Lama setelah tes dan menunggu pengumuman cukup menegangkan, ini pula karena kesempatan kedua untukku. Malam itu, setelah berbuka aku ijin keluar rumah untuk melihat hasil pengumuman. Dengan mengayuh sepeda sembari berdo’a aku menuju warnet dan menyiapkan diri untuk hasil apapun yang akan aku dapat nanti. Beruntung tak seramai biasanya, warnet itu lebih mudah memberiku ruang untuk mulai mengotak-atik komputer, nihil karena saat angka yang aku masukkan selalu salah, aku tetap berusaha mencoba dan akhirnya yang muncul adalah gambar barcode, nama, Perguruan Tinggi Negeri (PTN), dan prodi. Aku diam-tersenyum lalu merasa seperti tidak yakin dan melihatnya berulang kali. Aku lolos di pilihan pertama yang sesuai harapan umi meski umi tak mengatakannya secara langsung.
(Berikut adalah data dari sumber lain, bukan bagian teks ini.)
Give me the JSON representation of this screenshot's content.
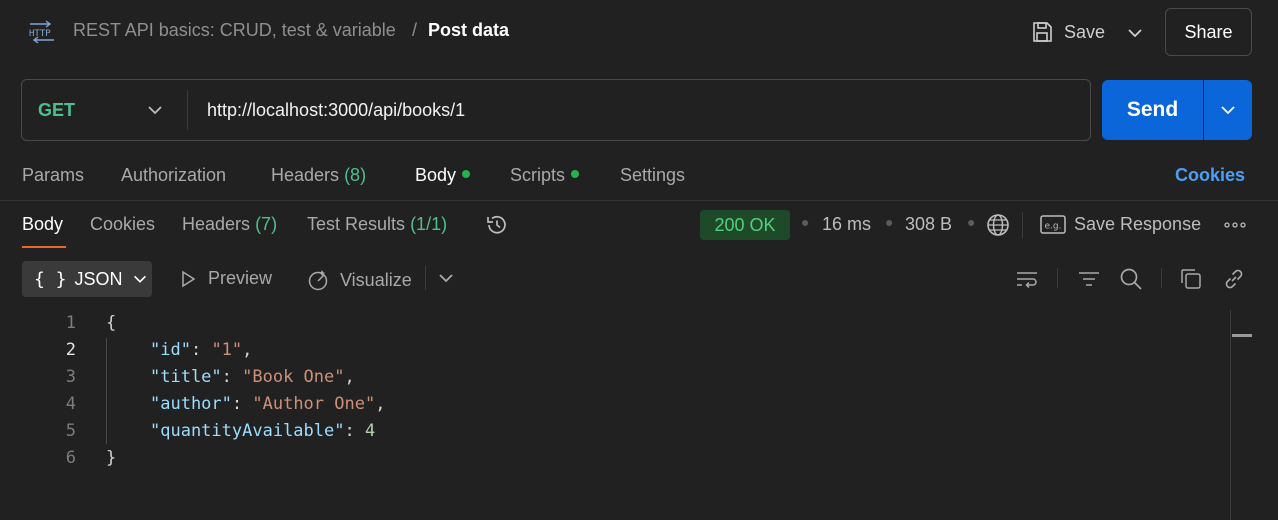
{
  "header": {
    "breadcrumb_parent": "REST API basics: CRUD, test & variable",
    "breadcrumb_separator": "/",
    "breadcrumb_current": "Post data",
    "save_label": "Save",
    "share_label": "Share",
    "http_icon": "http-icon"
  },
  "request": {
    "method": "GET",
    "url": "http://localhost:3000/api/books/1",
    "send_label": "Send",
    "method_color": "#4fc08d",
    "send_color": "#0b66d9"
  },
  "request_tabs": [
    {
      "label": "Params",
      "count": ""
    },
    {
      "label": "Authorization",
      "count": ""
    },
    {
      "label": "Headers",
      "count": "(8)"
    },
    {
      "label": "Body",
      "count": ""
    },
    {
      "label": "Scripts",
      "count": ""
    },
    {
      "label": "Settings",
      "count": ""
    }
  ],
  "cookies_link": "Cookies",
  "response_tabs": [
    {
      "label": "Body",
      "count": ""
    },
    {
      "label": "Cookies",
      "count": ""
    },
    {
      "label": "Headers",
      "count": "(7)"
    },
    {
      "label": "Test Results",
      "count": "(1/1)"
    }
  ],
  "response_meta": {
    "status": "200 OK",
    "time": "16 ms",
    "size": "308 B",
    "save_response_label": "Save Response",
    "status_color": "#4fd17c"
  },
  "format_toolbar": {
    "format_braces": "{ }",
    "format_label": "JSON",
    "preview_label": "Preview",
    "visualize_label": "Visualize"
  },
  "code": {
    "line_numbers": [
      "1",
      "2",
      "3",
      "4",
      "5",
      "6"
    ],
    "open_brace": "{",
    "close_brace": "}",
    "fields": [
      {
        "key": "\"id\"",
        "value": "\"1\"",
        "type": "string",
        "trailing": ","
      },
      {
        "key": "\"title\"",
        "value": "\"Book One\"",
        "type": "string",
        "trailing": ","
      },
      {
        "key": "\"author\"",
        "value": "\"Author One\"",
        "type": "string",
        "trailing": ","
      },
      {
        "key": "\"quantityAvailable\"",
        "value": "4",
        "type": "number",
        "trailing": ""
      }
    ]
  }
}
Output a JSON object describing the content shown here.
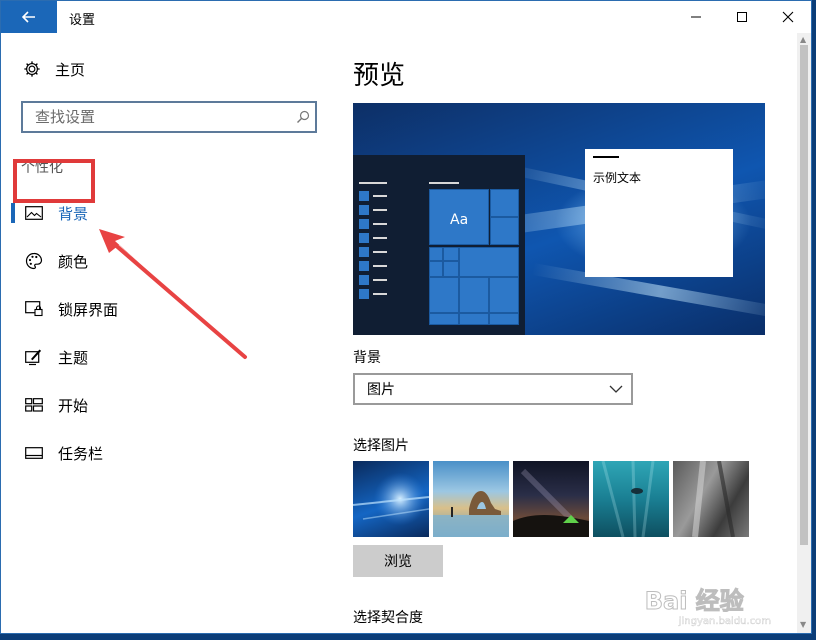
{
  "window": {
    "title": "设置"
  },
  "sidebar": {
    "home_label": "主页",
    "search_placeholder": "查找设置",
    "section_label": "个性化",
    "items": [
      {
        "label": "背景",
        "icon": "picture-icon",
        "selected": true
      },
      {
        "label": "颜色",
        "icon": "palette-icon",
        "selected": false
      },
      {
        "label": "锁屏界面",
        "icon": "lock-screen-icon",
        "selected": false
      },
      {
        "label": "主题",
        "icon": "theme-icon",
        "selected": false
      },
      {
        "label": "开始",
        "icon": "start-icon",
        "selected": false
      },
      {
        "label": "任务栏",
        "icon": "taskbar-icon",
        "selected": false
      }
    ]
  },
  "main": {
    "preview_heading": "预览",
    "preview_tile_label": "Aa",
    "preview_sample_text": "示例文本",
    "background_label": "背景",
    "background_value": "图片",
    "choose_picture_label": "选择图片",
    "browse_label": "浏览",
    "choose_fit_label": "选择契合度"
  },
  "thumbnails": [
    "windows-light-beams",
    "beach-rock-arch",
    "night-sky-tent",
    "underwater-swimmer",
    "rock-cliff"
  ],
  "watermark": {
    "logo": "Bai 经验",
    "url": "jingyan.baidu.com"
  },
  "colors": {
    "accent": "#1b67b8",
    "annotation": "#e03a3a"
  }
}
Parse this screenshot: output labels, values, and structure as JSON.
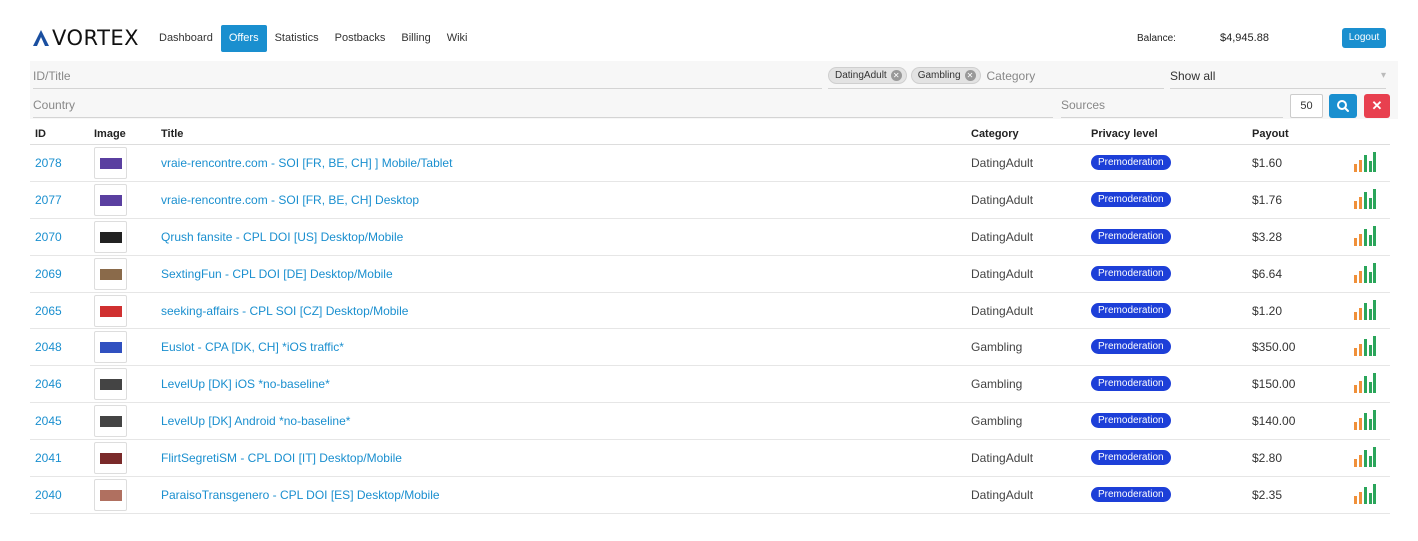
{
  "header": {
    "logo_text": "VORTEX",
    "nav": [
      {
        "label": "Dashboard",
        "active": false
      },
      {
        "label": "Offers",
        "active": true
      },
      {
        "label": "Statistics",
        "active": false
      },
      {
        "label": "Postbacks",
        "active": false
      },
      {
        "label": "Billing",
        "active": false
      },
      {
        "label": "Wiki",
        "active": false
      }
    ],
    "balance_label": "Balance:",
    "balance_value": "$4,945.88",
    "logout_label": "Logout"
  },
  "filters": {
    "id_title_placeholder": "ID/Title",
    "category_chips": [
      "DatingAdult",
      "Gambling"
    ],
    "category_placeholder": "Category",
    "show_value": "Show all",
    "country_placeholder": "Country",
    "sources_placeholder": "Sources",
    "per_page": "50"
  },
  "table": {
    "columns": [
      "ID",
      "Image",
      "Title",
      "Category",
      "Privacy level",
      "Payout"
    ],
    "rows": [
      {
        "id": "2078",
        "title": "vraie-rencontre.com - SOI [FR, BE, CH] ] Mobile/Tablet",
        "category": "DatingAdult",
        "privacy": "Premoderation",
        "payout": "$1.60"
      },
      {
        "id": "2077",
        "title": "vraie-rencontre.com - SOI [FR, BE, CH] Desktop",
        "category": "DatingAdult",
        "privacy": "Premoderation",
        "payout": "$1.76"
      },
      {
        "id": "2070",
        "title": "Qrush fansite - CPL DOI [US] Desktop/Mobile",
        "category": "DatingAdult",
        "privacy": "Premoderation",
        "payout": "$3.28"
      },
      {
        "id": "2069",
        "title": "SextingFun - CPL DOI [DE] Desktop/Mobile",
        "category": "DatingAdult",
        "privacy": "Premoderation",
        "payout": "$6.64"
      },
      {
        "id": "2065",
        "title": "seeking-affairs - CPL SOI [CZ] Desktop/Mobile",
        "category": "DatingAdult",
        "privacy": "Premoderation",
        "payout": "$1.20"
      },
      {
        "id": "2048",
        "title": "Euslot - CPA [DK, CH] *iOS traffic*",
        "category": "Gambling",
        "privacy": "Premoderation",
        "payout": "$350.00"
      },
      {
        "id": "2046",
        "title": "LevelUp [DK] iOS *no-baseline*",
        "category": "Gambling",
        "privacy": "Premoderation",
        "payout": "$150.00"
      },
      {
        "id": "2045",
        "title": "LevelUp [DK] Android *no-baseline*",
        "category": "Gambling",
        "privacy": "Premoderation",
        "payout": "$140.00"
      },
      {
        "id": "2041",
        "title": "FlirtSegretiSM - CPL DOI [IT] Desktop/Mobile",
        "category": "DatingAdult",
        "privacy": "Premoderation",
        "payout": "$2.80"
      },
      {
        "id": "2040",
        "title": "ParaisoTransgenero - CPL DOI [ES] Desktop/Mobile",
        "category": "DatingAdult",
        "privacy": "Premoderation",
        "payout": "$2.35"
      }
    ]
  },
  "colors": {
    "accent": "#1a8fcf",
    "badge": "#1d3fd8",
    "danger": "#e8404f",
    "stat_orange": "#f0903a",
    "stat_green": "#2aa55a"
  }
}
Kesempatan ini harus aku gunakan dengan baik, tentu ini semua tak luput dari do’a orang tua dan pihak yang membantu. Dari ceritaku semoga para calon penerima beasiswa khususnya Bidikmisi untuk semangat, berusaha mencapai apa yang diinginkan, tetap berpikir positif/husnudzon pada kehendakNya. Ilmu dapat diperoleh dari mana saja asal ada kemauan untuk membuka diri dan berpikiran luas untuk membaca sekitar, ijin juga do’a orang tua jadikan prioritas dan semangat.